The falling rupee is good news for exporters in the short run as they get more for every dollar earned despite some hedging by large businesses. However, the high volatility in the currency is affecting business decision making, say exporters. “The situation is so volatile that exporters have not been able to finalise their future orders,” says Ajay Sahai, Director-General of the Federation of Indian Export Organisations (FIEO).
Some exporters also complain about buyers asking for discounts every time the rupee falls. “Importers have been asking for discounts. Volatility coupled with speculation will impact business sentiment,” says Apparel Export Promotion Council Chairman A. Sakthivel.
Small exporters reap the maximum benefits when the rupee falls. However, they are the ones who are hit hardest when the currency rises.
Speaking to reporters earlier this week, Commerce Secretary S.R. Rao said: “Most contracts for exports and imports take place over a three-six month period. The fluctuating rupee is not good (for) business.”
Exporters agree but don’t seem to mind as long as the general direction of the rupee movement is southwards.
The rupee has made imports dearer and is adding to the strain in the current account.
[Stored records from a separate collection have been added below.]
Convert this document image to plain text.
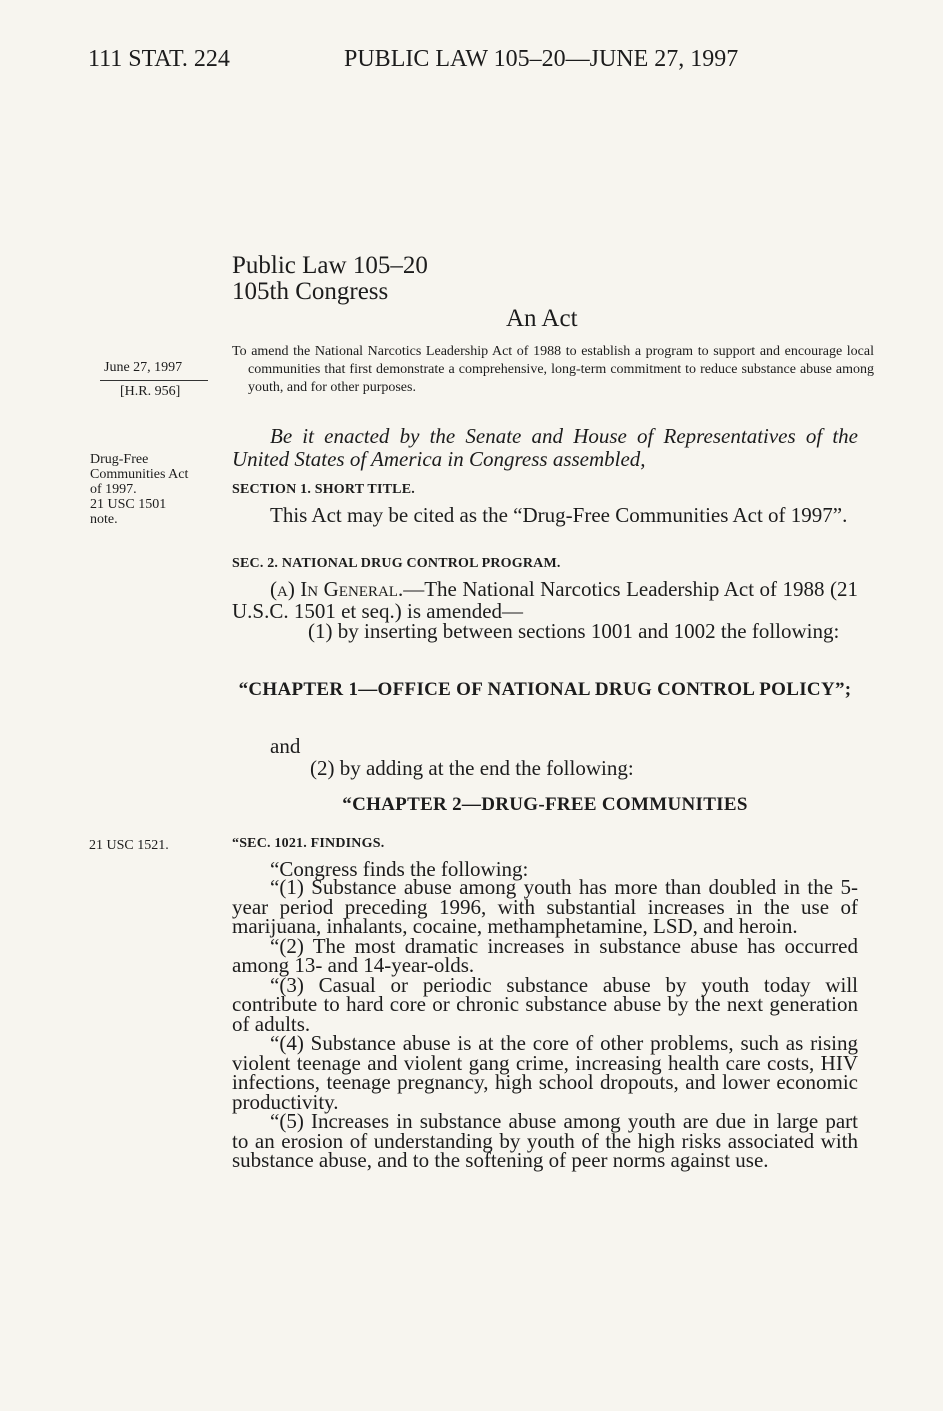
111 STAT. 224	PUBLIC LAW 105–20—JUNE 27, 1997
Public Law 105–20
105th Congress
An Act
June 27, 1997
[H.R. 956]
Drug-Free
Communities Act
of 1997.
21 USC 1501
note.
21 USC 1521.
To amend the National Narcotics Leadership Act of 1988 to establish a program to support and encourage local communities that first demonstrate a comprehensive, long-term commitment to reduce substance abuse among youth, and for other purposes.
Be it enacted by the Senate and House of Representatives of the United States of America in Congress assembled,
SECTION 1. SHORT TITLE.
This Act may be cited as the “Drug-Free Communities Act of 1997”.
SEC. 2. NATIONAL DRUG CONTROL PROGRAM.
(a) In General.—The National Narcotics Leadership Act of 1988 (21 U.S.C. 1501 et seq.) is amended—
(1) by inserting between sections 1001 and 1002 the following:
“CHAPTER 1—OFFICE OF NATIONAL DRUG CONTROL POLICY”;
and
(2) by adding at the end the following:
“CHAPTER 2—DRUG-FREE COMMUNITIES
“SEC. 1021. FINDINGS.
“Congress finds the following:

“(1) Substance abuse among youth has more than doubled in the 5-year period preceding 1996, with substantial increases in the use of marijuana, inhalants, cocaine, methamphetamine, LSD, and heroin.

“(2) The most dramatic increases in substance abuse has occurred among 13- and 14-year-olds.

“(3) Casual or periodic substance abuse by youth today will contribute to hard core or chronic substance abuse by the next generation of adults.

“(4) Substance abuse is at the core of other problems, such as rising violent teenage and violent gang crime, increasing health care costs, HIV infections, teenage pregnancy, high school dropouts, and lower economic productivity.

“(5) Increases in substance abuse among youth are due in large part to an erosion of understanding by youth of the high risks associated with substance abuse, and to the softening of peer norms against use.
Although the rise in prices of imported inputs is more than compensated by gains made in exporting the final product, the country’s trade account takes a hit every time the rupee depreciates as the rising cost of crude imports widens the deficit.
“Every Re 1 depreciation increases the crude cost by Rs 400 crore per month and by Rs 5,000 crore annually,” says P.K. Goyal, Director (Finance), Indian Oil.